Both titles bore me so much right now that I do not really feel like talking about them. Suffice it to say that Wolverine: Origins is certainly one of Logan’s titles that Marvel could cancel immediately. This title has done nothing to make Logan a cooler or more interesting character. In fact, it has pretty much done the opposite for me.

And poor Trinity. What can I say about this sad little title? Trinity is not offensive to the senses like Countdown was. Instead, Trinity is colorless, tasteless and neutral. It is hard to say much good or bad about this title. I know that DC is obsessed with publishing a weekly title. But, it seems that the weekly title gimmick is losing its appeal to many comic book readers.

So congrats to X-Factor #39 for winning The Che Award of the week and “congrats” to Trinity #34 for winning the Sequential Methadone Award for the week.

2 thoughts on “Weekly Awards For The Comic Books From January 21, 2009

  1. I agree with your comments on Trinity. I tried to keep up with some of the twists and turns in the weekly series and found it seriously lacking. And a Trinity WITHOUT the “trinity”? How does that differ from the weekly insanity called 52?

    I’ve been reading the Avengers stories since the original Cap brought them together and I have been somewhat disappointed with them. They started out with a great all-star cast, on par with the old “Olympus-style” JLA, but I think that too much of it was wasted with “who’s a skrull” and “who isn’t Spider-Woman” and ol’ Spidey trying to be the eternal wall-crawling Robin Williams of the bunch.

    I strongly suspect that Sentry has been underutilized because it would be seen as being too easy. It would be like sending the Hulk over to Iraq to take care of Saddam. It would be over in 100 minutes. He’s supposedly the most powerful man on the planet without being a Norse or Greek deity or having the last name of Banner, Xavier, Lehnsherr, Grey, or Summers. That would leave the others standing around making jokes. So keep him flawed and keep him vulnerable and keep the others in the game.

    Finally, Hal Jordan as a RED Lantern? Oh I have to get that issue! Considering what Red Lanterns go through, I seriously hope this isn’t a lasting thing, otherwise he’ll be going from Red to Black. Oh but wait, DiDio will find a way to bring him back to life again. Can’t keep a legend down under his watch!

  2. After I read X-factor, honestly, I wanted to Find PAD and kick him in the nuts. Like you said, he captures all the joy and emotion of childbirth, and then wacks you the twist, which plays off every parents worst fear. Not that I feared that specifically happening, but at the back of every parent’s mind, there is that lurking terror that something will go horribly wrong.

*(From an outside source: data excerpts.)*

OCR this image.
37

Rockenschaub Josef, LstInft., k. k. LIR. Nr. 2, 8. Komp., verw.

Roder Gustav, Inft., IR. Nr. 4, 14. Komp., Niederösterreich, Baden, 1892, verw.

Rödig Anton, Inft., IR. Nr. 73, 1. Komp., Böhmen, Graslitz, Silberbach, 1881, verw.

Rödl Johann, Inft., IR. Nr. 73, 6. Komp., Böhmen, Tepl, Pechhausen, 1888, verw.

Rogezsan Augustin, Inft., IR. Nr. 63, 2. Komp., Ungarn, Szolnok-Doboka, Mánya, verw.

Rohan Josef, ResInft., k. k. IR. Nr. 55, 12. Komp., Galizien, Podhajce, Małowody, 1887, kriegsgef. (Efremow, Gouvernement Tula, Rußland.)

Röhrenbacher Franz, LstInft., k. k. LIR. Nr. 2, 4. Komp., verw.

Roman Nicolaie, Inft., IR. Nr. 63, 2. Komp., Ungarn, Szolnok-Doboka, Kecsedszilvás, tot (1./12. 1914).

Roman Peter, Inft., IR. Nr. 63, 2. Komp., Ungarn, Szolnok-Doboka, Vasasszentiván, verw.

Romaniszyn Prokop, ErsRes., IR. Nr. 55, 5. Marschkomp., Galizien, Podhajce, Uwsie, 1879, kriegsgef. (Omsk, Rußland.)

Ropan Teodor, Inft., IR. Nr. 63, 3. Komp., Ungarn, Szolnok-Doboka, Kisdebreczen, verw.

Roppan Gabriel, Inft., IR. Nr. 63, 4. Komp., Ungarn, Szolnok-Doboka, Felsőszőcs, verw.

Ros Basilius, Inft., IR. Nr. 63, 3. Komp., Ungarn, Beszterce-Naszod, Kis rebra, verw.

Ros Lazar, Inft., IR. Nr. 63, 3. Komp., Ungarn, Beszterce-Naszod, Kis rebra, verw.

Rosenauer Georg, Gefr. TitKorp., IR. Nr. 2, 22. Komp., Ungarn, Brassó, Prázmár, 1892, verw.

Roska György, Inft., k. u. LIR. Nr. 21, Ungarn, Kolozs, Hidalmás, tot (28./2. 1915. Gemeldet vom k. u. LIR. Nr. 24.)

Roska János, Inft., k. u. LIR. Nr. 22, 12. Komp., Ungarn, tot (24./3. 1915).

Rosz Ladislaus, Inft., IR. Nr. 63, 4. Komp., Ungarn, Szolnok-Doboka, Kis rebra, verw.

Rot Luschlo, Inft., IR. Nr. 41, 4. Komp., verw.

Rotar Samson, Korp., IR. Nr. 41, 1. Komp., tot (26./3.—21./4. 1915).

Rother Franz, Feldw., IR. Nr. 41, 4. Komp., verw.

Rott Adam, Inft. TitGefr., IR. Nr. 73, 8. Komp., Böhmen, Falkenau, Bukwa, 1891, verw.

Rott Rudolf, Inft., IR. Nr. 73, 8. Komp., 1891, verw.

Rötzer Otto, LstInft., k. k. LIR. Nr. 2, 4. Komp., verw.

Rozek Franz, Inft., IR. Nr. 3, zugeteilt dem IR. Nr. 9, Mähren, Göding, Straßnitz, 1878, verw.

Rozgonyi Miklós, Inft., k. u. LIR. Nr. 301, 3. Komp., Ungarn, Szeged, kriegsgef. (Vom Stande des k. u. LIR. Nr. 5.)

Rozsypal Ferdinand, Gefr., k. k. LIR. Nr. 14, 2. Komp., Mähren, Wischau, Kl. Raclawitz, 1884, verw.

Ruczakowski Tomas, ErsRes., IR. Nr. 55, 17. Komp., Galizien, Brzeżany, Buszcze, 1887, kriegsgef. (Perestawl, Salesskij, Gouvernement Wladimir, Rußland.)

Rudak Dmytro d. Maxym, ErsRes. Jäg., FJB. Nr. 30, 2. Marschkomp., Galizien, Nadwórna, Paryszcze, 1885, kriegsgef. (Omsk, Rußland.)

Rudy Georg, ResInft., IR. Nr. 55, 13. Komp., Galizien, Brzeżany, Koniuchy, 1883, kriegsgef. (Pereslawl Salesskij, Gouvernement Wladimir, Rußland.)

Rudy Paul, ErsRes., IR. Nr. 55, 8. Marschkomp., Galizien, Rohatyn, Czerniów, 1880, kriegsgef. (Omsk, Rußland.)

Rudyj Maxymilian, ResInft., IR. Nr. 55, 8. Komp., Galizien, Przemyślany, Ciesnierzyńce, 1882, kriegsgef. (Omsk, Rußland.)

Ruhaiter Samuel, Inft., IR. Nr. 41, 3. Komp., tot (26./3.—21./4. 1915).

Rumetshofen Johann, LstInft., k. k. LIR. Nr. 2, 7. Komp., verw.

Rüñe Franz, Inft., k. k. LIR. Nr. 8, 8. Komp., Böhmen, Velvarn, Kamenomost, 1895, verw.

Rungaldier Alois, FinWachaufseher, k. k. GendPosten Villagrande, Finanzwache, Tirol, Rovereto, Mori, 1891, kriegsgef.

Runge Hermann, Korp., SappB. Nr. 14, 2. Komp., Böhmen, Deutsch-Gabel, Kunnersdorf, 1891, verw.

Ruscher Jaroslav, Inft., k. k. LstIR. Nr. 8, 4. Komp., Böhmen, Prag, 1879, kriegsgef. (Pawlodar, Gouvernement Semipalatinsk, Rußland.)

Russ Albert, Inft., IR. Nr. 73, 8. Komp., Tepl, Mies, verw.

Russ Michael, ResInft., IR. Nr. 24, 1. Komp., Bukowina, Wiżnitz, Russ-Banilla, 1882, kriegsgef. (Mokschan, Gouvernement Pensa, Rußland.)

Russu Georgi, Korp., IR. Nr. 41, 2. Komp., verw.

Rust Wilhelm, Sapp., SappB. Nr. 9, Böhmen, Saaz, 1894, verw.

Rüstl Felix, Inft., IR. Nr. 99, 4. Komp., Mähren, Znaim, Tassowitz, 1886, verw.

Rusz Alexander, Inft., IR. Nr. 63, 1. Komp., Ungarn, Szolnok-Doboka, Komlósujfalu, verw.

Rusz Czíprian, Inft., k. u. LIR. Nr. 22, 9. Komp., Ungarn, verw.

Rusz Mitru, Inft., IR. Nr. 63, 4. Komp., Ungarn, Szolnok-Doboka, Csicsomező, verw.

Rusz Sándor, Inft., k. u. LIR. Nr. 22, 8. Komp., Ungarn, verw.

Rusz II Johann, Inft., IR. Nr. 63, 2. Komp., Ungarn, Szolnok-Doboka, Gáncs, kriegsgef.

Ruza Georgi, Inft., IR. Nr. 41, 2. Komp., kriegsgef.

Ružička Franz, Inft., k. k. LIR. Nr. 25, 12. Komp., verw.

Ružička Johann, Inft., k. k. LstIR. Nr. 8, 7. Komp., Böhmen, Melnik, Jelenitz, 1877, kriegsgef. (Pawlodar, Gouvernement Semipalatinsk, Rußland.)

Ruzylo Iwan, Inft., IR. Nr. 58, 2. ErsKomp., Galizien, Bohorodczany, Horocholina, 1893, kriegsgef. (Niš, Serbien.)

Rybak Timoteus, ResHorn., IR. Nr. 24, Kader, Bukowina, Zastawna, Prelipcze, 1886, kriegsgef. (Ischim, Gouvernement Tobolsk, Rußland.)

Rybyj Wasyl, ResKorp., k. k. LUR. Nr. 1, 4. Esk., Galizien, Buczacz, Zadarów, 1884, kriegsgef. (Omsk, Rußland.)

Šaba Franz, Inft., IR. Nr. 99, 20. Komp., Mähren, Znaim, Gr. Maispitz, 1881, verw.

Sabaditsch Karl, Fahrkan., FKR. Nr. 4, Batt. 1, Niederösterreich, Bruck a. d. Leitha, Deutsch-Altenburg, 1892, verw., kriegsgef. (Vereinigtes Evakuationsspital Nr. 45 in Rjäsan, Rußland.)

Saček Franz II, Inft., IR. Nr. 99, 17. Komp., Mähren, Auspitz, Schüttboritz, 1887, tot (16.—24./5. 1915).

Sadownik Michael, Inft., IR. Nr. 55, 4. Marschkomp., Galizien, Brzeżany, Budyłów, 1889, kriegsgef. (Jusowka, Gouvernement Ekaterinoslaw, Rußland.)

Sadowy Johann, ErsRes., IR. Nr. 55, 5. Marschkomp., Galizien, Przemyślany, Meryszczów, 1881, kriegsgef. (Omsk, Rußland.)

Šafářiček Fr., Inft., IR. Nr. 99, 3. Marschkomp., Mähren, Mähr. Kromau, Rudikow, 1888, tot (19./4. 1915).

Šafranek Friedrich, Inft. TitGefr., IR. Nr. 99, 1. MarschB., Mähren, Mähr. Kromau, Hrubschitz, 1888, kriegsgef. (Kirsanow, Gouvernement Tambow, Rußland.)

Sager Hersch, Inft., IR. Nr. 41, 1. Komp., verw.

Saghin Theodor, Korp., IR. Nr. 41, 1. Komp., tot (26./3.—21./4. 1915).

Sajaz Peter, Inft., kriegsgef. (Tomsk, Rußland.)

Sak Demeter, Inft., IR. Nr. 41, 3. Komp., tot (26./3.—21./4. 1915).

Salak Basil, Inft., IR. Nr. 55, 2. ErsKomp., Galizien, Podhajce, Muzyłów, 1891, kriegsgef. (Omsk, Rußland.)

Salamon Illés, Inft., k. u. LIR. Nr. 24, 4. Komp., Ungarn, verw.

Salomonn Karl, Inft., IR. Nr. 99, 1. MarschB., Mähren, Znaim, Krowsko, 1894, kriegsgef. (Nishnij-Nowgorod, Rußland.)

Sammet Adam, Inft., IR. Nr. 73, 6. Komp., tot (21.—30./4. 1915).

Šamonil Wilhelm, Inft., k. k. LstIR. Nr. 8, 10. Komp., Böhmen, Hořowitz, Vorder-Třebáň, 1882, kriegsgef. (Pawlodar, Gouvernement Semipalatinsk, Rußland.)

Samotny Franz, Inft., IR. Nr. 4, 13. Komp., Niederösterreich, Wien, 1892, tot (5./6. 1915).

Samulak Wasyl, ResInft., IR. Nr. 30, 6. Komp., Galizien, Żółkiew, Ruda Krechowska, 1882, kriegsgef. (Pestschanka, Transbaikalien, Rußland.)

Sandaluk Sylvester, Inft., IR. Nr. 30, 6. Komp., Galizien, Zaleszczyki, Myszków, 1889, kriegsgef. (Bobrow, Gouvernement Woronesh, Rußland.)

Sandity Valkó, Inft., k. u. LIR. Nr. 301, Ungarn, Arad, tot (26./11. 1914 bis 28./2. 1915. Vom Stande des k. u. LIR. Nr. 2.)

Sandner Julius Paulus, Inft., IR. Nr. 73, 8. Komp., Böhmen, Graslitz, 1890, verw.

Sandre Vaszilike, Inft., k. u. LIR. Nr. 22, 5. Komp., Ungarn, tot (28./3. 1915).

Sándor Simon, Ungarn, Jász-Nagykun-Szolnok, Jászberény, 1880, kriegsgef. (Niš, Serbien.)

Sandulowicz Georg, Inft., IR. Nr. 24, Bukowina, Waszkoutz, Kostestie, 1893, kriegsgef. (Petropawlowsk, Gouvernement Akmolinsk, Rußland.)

    Honestly, after reading it, I almost wanted to cry. It was alte, and I swear to you I actully went into my girl’s room while they were alseep just to check if they were ok.

    So in short, PAD played off a primal fear and I really want to punch him. On the other hand, it’s not often that a comic book comes along that inspires that kind of emotion. I always feel that art at it’s best should drawn out strong feelings, even negative ones, so well played Peter, well played.